Saturday, January 08, 2011
Why am I not better after a transfusion?
I have been asked about why blood transfusions do not make you feel better immediately. The answer lies in the Rapoport-Luebering Shuttle. For those who would like to read the long-winded textbook explanation try this link but for others, here is an explanation.
The main purpose of red cells is to take oxygen from the lungs and deliver it to the tissues. For this purpose they contain hemoglobin. Hemoglobin has a high affinity for oxygen, but at some stage it has to let go of its oxygen so that it can be taken up by the tissues. How it does this is complicated but it is very dependent on the acidity of the tissues, but also on the concentration of a molecule called 2,3-DPG.
The change in oxygen affinity with acidity is known as the Bohr effect. Because the tissues are relatively rich in carbon dioxide and the red cell enzyme carbonic anhydrase readily converts carbon dioxide to carbonic acid, the acidity is greater there than in arterial blood; therefore, the Bohr effect helps the transfer of oxygen to tissues.
The other important factor affecting the oxygen affinity of hemoglobin is the concentration of 2,3-DPG. This molecule can insert into the pocket between β globin subunits in the 4-chain hemoglobin molecule and reduces oxygen affinity by displacing oxygen.
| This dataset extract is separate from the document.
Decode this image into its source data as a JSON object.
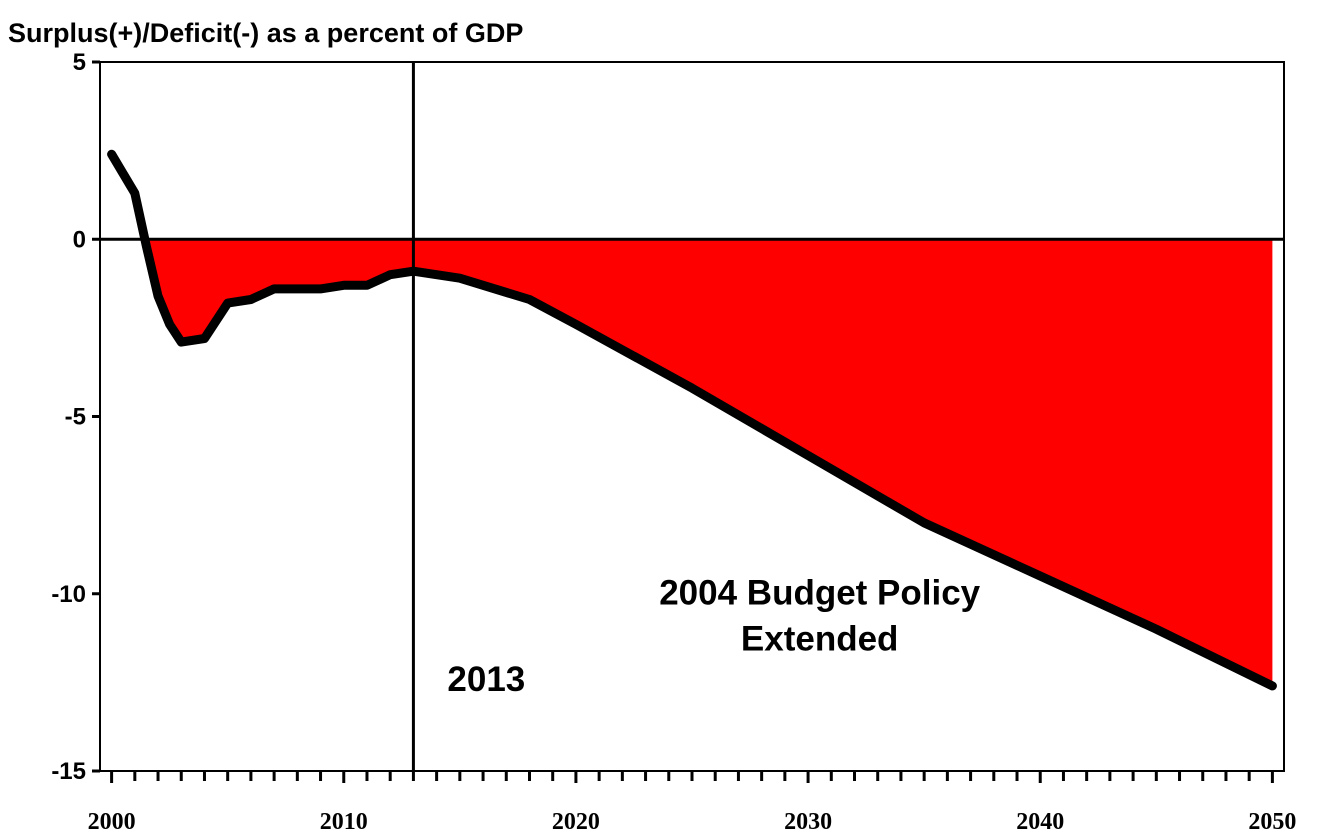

2,3-DPG is synthesized from intermediate molecules on the metabolism of glucose by means of a pathway known as the Rapoport-Luebering shuttle. The means by which glucose is broken down to produce energy for the red cell is known as the Embden Meyerhof pathway which is pictured at the beginning of this article. This second drawing is a blow up of the important area. Normally 1,3-DPG is turned into 3-PG by PG kinase (there is a rare type of hereditary anemia that lacks this enzyme) and this generates energy in the form of ATP. The Rapoport-Luebering shuttle is an alternative by-pass that generates more 2,3-DPG. Just how much glycolysis takes place by the main highway and how much takes the by-pass is a complex issue. It depends on the rate of production of its precursor 1,3-DPG, the level of acidity in the cell, how much ATP there is relative to ADP, the ratio of NAD to NADH, and the concentration of inorganic phosphorus.
The most important function of 2,3-DPG is its effect on the oxygen affinity of hemoglobin. In the deoxygenated state, each hemoglobin molecule can bind one molecule of 2,3-DPG, a reaction leading to reduced oxygen affinity and improved oxygen delivery to tissues. The increased oxygen affinity of stored blood is accounted for by reduced levels of 2,3-DPG. Transfusion of such blood results in an increase in oxygen affinity of circulating blood so that less oxygen is delivered to the tissues. It starts to return toward normal in 7 to 12 hours as the function of the pathway breaking down glucose is restored. A noticeable clinical impairment in oxygen delivery due to low 2,3-DPG levels remains disputed in some quarters, but it would be expected to have its greatest impact when large transfusions are required in critically ill individuals.